Agora que é dia claro, ainda que enevoado, já não precisa de letreiros nas
esquinas. A igreja está ali adiante, com o seu pórtico renascentista e a alta
torre sineira que lhe dá um ar de fortaleza, impressão acentuada pelos extensos
panos de muralha que envolvem o conjunto. Dentro são três as naves, demarcadas
por grossas colunas cilíndricas. Trancada a porta, em tempo de alvoroço
militar, muito teriam de roer os inimigos antes de poderem rezar lá dentro as
suas próprias missas. Mas a paz com que o viajante vai por aqui circulando
dá-lhe tempo para tomar o gosto ao tríptico de madeira esculpida e pintada que
representa passos da vida de Santa Ana e de S. Joaquim, e a outras peças de não
menor valor. De jeito renascentista é também a Igreja da Misericórdia, e o
púlpito de granito, com figuras em relevo, valeria, por si só, a paragem em
Torre de Moncorvo.
Agora o viajante afasta-se das
obras de arte. Meteu por um mau caminho, ali mesmo à boca da ponte, que passa
sobre a ribeira da Vilariça, e vai subindo, subindo, parece que não tem fim a
estrada, e é o caso que, de tão nus os montes que a um lado e outro se derrubam
para o vale, chega o viajante a temer que um golpe de vento o leve pelos ares,
o que seria outra maneira de viajar de bem pior destino. Em todo o caso, diante
desta largueza de paisagem, é como se asas tivesse. Daqui por alguns meses,
tudo ao longe serão amendoeiras floridas. O viajante deita-se a imaginar, escolheu
na sua memória duas imagens de árvore em flor, as melhores que tinha, escolheu
amendoeira e brancura, e multiplicou tudo por mil ou dez mil. Um
deslumbramento. Mas não o é menor este vale fertilíssimo, mais afortunado do
que os campos do Ribatejo, que já não colhem das cheias o benefício do nateiro,
e sim a desgraça das areias. Aqui, as águas que a ribeira leva e se juntam às
do rio Sabor refluem diante do grande caudal do Douro e vêm espraiar-se por
todo o vale, onde ficam a decantar as matérias fertilizantes que trazem em
suspensão. É a rebofa, dizem os habitantes de cá, para quem o Inverno, se a
mais se não desmanda, é uma estação feliz.

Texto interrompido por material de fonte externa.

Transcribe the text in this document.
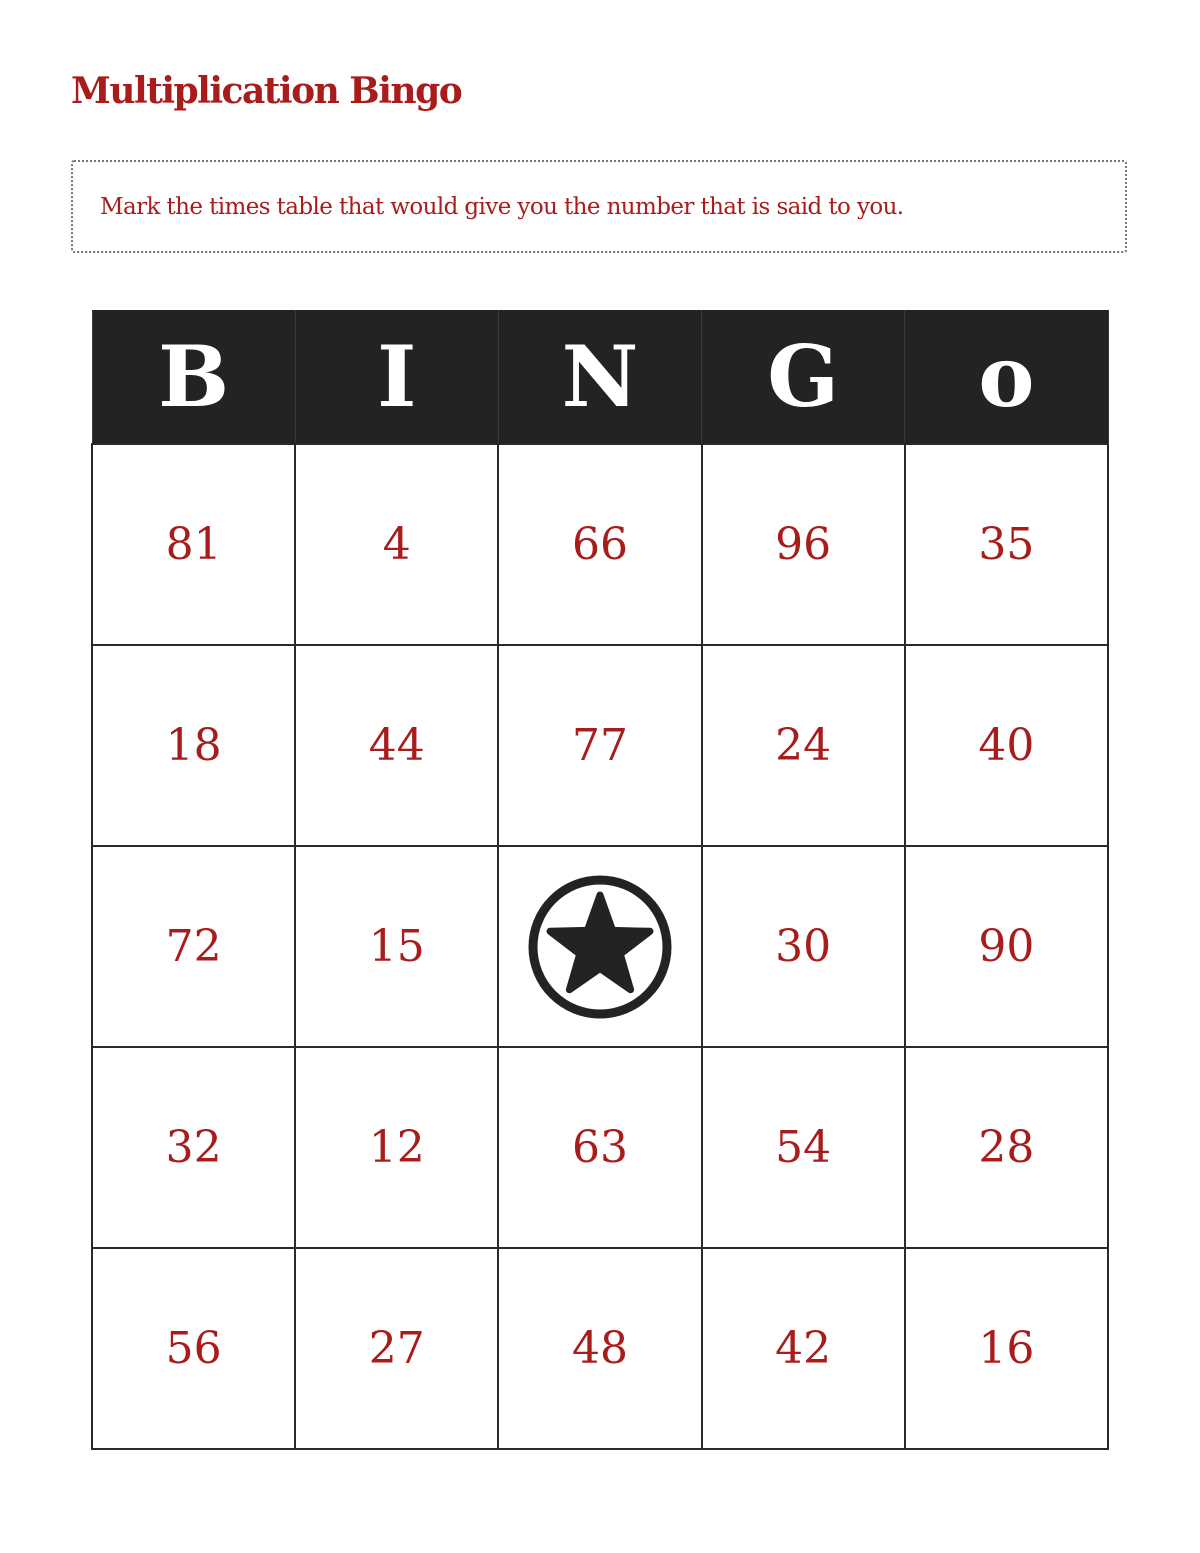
Multiplication Bingo
Mark the times table that would give you the number that is said to you.
B	I	N	G	o
81	4	66	96	35
18	44	77	24	40
72	15		30	90
32	12	63	54	28
56	27	48	42	16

Esta estrada vai dar à aldeia de Estevais, depois a Cardanha e Adeganha. O viajante não pode parar em todo o lado, não pode bater a todas as portas a fazer perguntas e a curar das vidas de quem lá mora. Mas como não sabe nem quer despegar-se dos seus gostos e tem a fascinação do trabalho das mãos dos homens, vai até Adeganha onde lhe disseram que há uma preciosa igrejinha românica, assim deste tamanho. Vai e pergunta, mas antes pasma diante da grande e única laje granítica que faz de praça, eira e cama de luar no meio da povoação. Em redor, as casas são aquelas que em Trás-os-Montes mais se encontram nos lugares esquecidos, é a pedra sobre a pedra, a padieira rente ao telhado, os humanos no andar de cima, os animais em baixo. É a terra do sono comum. Chamado a prestar contas, este homem dirá: Eu e o meu boi dormimos debaixo do mesmo tecto. O viajante, de cada vez que dá com realidades assim, sente-se muito comprometido. Amanhã, chegando à cidade, lembrar-se-á destes casos? E se se lembrar, como se lembrará? Estará feliz? Ou infeliz? Ou tanto disto como daquilo? É muito bonito, sim senhores, pregar sobre a fraternidade dos peixes. E a dos homens? Enfim, a igreja é esta. Não caiu em exagero quem a gabou. Cá nestas alturas, com os ventos varredores, sob o cinzel do frio e da soalheira, o templozinho resiste heroicamente aos séculos. Quebraram-se-lhe as arestas, perderam feição as figuras representadas na cachorrada a toda a volta, mas será difícil encontrar maior pureza, beleza mais transfigurada. A igreja de Adeganha é coisa para ter no coração, como a pedra amarela de Miranda». In José Saramago, Viagem a Portugal, 1979-1980, 1981, Porto Editora, Reimpressão 2022, ISBN 978-972-003-473-1.